My excitement about this work stayed with me, and in 2011 I was fortunate to lead an IHI “live case study” visit to Intermountain Healthcare and see the work of Dr. Clemmer and Ms. Spuhler in action. Dr. Ely joined us as faculty and 30 participants came along for the experience. Seeing ventilated patients up and walking inspired us all. How could it be that this was the exception, not the rule?
We took the energy from that experience and used it to drive the creation of IHI’s Rethinking Critical Care seminar, which was offered five times between 2011 and 2013. The exciting work from those seminars inspired us to write a case study paper featuring five participating organizations. Although I often joke that an elephant could have been gestated in the time it took to finish the paper, the experience of writing my first journal article was a labor of love.
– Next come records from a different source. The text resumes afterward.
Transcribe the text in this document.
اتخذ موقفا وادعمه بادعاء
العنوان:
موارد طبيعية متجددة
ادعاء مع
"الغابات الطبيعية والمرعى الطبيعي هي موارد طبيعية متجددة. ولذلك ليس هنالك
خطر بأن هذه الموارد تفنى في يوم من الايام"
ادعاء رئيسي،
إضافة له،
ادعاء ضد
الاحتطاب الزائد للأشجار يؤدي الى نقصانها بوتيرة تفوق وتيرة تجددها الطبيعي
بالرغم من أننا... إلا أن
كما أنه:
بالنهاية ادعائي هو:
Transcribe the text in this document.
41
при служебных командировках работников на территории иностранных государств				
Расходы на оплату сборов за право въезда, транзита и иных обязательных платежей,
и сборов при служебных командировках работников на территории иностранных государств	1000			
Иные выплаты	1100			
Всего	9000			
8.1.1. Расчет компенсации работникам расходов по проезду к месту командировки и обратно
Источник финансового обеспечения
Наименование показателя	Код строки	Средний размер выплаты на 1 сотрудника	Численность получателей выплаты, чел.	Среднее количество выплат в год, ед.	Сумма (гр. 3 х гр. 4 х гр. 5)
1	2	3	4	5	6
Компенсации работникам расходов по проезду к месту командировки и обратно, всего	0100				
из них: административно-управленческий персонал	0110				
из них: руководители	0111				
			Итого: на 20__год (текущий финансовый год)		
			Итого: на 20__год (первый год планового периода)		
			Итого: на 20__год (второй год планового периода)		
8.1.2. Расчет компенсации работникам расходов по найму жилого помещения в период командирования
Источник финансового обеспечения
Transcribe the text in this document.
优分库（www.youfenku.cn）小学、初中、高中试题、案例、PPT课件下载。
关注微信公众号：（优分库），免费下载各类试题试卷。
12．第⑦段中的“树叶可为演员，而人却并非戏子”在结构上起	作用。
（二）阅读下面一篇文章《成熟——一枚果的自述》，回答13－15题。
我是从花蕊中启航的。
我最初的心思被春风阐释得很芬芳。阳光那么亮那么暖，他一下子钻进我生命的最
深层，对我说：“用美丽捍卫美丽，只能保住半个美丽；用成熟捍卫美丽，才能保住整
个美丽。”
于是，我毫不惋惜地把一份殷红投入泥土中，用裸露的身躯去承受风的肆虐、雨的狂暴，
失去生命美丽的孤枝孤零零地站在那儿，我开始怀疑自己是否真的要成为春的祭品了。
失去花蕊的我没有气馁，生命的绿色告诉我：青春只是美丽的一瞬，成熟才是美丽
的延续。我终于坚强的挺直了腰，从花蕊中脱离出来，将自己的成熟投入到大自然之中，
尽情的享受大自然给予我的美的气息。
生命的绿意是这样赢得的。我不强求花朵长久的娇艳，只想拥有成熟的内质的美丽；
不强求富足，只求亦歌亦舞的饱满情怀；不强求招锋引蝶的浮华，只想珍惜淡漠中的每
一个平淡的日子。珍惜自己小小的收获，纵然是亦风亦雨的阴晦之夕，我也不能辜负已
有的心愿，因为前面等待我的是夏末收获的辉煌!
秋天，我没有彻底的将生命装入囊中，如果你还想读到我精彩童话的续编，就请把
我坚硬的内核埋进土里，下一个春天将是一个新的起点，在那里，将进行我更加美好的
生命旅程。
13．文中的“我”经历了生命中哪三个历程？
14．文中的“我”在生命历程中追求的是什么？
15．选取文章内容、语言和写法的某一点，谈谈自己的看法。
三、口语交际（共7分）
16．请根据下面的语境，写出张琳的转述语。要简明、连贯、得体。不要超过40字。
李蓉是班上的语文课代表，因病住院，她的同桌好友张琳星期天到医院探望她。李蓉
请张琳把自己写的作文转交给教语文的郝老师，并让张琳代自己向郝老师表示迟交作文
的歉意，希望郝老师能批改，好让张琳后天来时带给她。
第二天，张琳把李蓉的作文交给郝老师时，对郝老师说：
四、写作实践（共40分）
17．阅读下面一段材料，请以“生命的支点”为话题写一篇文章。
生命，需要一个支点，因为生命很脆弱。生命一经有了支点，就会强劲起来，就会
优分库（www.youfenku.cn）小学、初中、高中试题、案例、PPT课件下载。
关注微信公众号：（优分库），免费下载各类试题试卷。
It is a real joy to see these case studies in print in the Joint Commission Journal on Quality and Patient Safety, in the article titled “Rethinking Critical Care: Decreasing Sedation, Increasing Delirium Monitoring, and Increasing Patient Mobility” (February 2015). We hope these organizations’ journeys and their practical advice will inspire others to undertake this important work to reduce harm for our vulnerable critically ill patients.